Godwin Dri-Prime stays the distance

When Godwin Pumps launched it's new Dri-Prime pumps 40 years ago, it did not expect the range to still be in production today. When a company launches a new product, it hopes that it will prove popular with the market but few can predict the longevity of an innovation. However, the simplicity of some designs means that they quickly become established and are not superseded by new technology.
March 12, 2012
first Dri-Prime pump 1970
The first Dri-Prime pumps were unveiled in 1970

When Godwin Pumps launched it's new Dri-Prime pumps 40 years ago, it did not expect the range to still be in production today

When a company launches a new product, it hopes that it will prove popular with the market but few can predict the longevity of an innovation. However, the simplicity of some designs means that they quickly become established and are not superseded by new technology.

627 Godwin Pumps' Dri-Prime pumps are a good example of this kind of staying power and the range is celebrating 40 year of production in 2010. According to the company, the design's simplistic venturi air priming system became popular because it had no moving parts and required very little maintenance.

While the company may be celebrating the ruby anniversary of its flagship product, the history of the company goes back much further. Godwin Pumps started out in Quenington, UK, in 1865 as a family-owned house building company. Over the course of three decades, the company moved into well boring and pipe laying. But in 1886, under the direction of Harold Joynes Godwin, the business began building pumps to support its work. The company carried

on under Godwin until the 1960s, when it was sold to the John James Group of Bristol.

"At this time managing director Jack Parker issued an edict to technical director David Saunders to begin work on a fully automatic priming system, the foundation of what would later become our Dri-Prime pump," said Godwin president John Paz.

In 1968, the first prototype was created by Saunders and his development team and they fitted the priming system to a T6/HR2 pump. Over the next two years, the development team engineered the pump for production and in 1970 the first DPC6 and MC3 Dri-Prime pumps rolled off the assembly line and were sold to Scottish Land Development (SLD).

New materials improved the reliability of the pumps but essentially the design remained unchanged when the CD - contractor dewatering - and HL - high lift - models were launched in 1980. These models also included a close coupled design allowing the pump shaft to directly mount to the engine flywheel. This new approach eliminated shaft misalignment previously associated with rental units being abused in the field, and provided more reliability for portable pumps.

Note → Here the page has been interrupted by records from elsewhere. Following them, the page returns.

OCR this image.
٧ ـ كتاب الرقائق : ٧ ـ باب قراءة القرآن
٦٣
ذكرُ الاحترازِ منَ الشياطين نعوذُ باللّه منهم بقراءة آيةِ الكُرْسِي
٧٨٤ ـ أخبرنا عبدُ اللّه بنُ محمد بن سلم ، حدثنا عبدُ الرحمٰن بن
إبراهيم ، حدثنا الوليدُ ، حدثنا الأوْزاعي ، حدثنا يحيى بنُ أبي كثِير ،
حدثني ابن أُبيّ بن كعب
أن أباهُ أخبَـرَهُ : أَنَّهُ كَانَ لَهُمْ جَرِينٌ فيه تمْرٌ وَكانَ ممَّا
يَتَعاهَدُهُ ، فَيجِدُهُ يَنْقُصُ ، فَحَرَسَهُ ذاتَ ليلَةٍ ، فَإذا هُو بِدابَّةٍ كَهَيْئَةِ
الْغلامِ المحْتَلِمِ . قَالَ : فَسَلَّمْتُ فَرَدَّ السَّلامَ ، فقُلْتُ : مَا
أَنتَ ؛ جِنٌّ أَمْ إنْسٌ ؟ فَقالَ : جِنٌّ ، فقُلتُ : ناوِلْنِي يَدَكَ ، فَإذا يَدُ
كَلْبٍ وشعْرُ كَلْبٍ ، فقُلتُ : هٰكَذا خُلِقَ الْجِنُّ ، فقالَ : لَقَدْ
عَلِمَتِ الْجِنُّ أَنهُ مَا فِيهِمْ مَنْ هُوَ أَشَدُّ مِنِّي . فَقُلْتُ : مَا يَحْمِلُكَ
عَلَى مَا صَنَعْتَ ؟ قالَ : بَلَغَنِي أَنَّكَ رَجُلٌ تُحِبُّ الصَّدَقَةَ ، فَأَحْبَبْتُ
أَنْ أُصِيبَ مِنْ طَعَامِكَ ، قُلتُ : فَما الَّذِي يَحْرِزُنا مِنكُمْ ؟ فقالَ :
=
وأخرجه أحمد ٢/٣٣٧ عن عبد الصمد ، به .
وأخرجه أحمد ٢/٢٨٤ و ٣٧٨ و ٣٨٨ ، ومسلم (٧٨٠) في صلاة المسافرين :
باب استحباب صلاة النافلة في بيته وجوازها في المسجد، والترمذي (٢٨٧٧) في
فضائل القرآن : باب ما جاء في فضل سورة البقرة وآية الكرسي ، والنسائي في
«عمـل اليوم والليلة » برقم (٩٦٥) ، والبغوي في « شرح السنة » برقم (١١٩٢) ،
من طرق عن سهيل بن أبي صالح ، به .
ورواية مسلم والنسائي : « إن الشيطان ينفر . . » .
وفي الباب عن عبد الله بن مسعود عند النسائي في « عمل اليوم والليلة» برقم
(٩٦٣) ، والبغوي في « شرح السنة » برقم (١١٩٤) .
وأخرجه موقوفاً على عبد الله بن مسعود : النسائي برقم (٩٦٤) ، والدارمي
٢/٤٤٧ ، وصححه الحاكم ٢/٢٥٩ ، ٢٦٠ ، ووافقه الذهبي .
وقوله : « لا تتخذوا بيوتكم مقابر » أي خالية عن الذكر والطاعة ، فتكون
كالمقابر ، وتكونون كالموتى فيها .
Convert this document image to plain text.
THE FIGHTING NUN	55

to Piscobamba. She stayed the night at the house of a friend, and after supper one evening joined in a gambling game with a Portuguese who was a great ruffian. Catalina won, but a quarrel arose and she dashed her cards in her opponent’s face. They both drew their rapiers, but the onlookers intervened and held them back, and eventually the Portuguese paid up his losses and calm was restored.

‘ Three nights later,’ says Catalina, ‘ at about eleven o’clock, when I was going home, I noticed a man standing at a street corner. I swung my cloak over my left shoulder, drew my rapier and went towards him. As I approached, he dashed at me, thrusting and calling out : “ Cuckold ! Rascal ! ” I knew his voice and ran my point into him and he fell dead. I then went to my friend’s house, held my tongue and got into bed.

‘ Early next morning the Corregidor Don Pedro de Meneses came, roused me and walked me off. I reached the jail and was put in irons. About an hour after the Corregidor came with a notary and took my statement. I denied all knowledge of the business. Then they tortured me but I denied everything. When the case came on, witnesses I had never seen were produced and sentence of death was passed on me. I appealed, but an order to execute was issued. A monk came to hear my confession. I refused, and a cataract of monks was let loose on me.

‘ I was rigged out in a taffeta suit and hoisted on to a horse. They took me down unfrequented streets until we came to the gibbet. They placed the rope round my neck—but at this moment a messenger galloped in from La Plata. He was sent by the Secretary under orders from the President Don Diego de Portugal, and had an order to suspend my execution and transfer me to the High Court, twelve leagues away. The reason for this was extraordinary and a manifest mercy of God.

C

The current range was launched in 1985 and added an oil bath seal mounted behind the impellor to the design. This limits abrasion by protecting the seal's working parts from coming into contact with the liquid being pumped, as well as allows for dry running without overheating or failure.

It was the innovation of the Dri-Prime pump that led to Godwin's current owners, the Paz family, acquiring the operation nine years ago. US-based John Paz, Sr ran a construction company in the late 1960s and early 1970s and regularly used dewatering pumps but was frustrated by the reliability of manual priming pumps used in his building projects. Intrigued by an alternative to manual primers, Paz Sr. and his son John travelled to England in 1976 to tour the Godwin Dri-Prime manufacturing facility. The two men returned to the US with exclusive North American distribution rights for the Dri-Prime pump, which led to the creation of pump rental operation under the name of Godwin Pumps of America. At the same time Dri-Prime factory in Quenington was purchased by the Wolseley Group but was later acquire by Paz in 2001, restoring it as a family-owned business.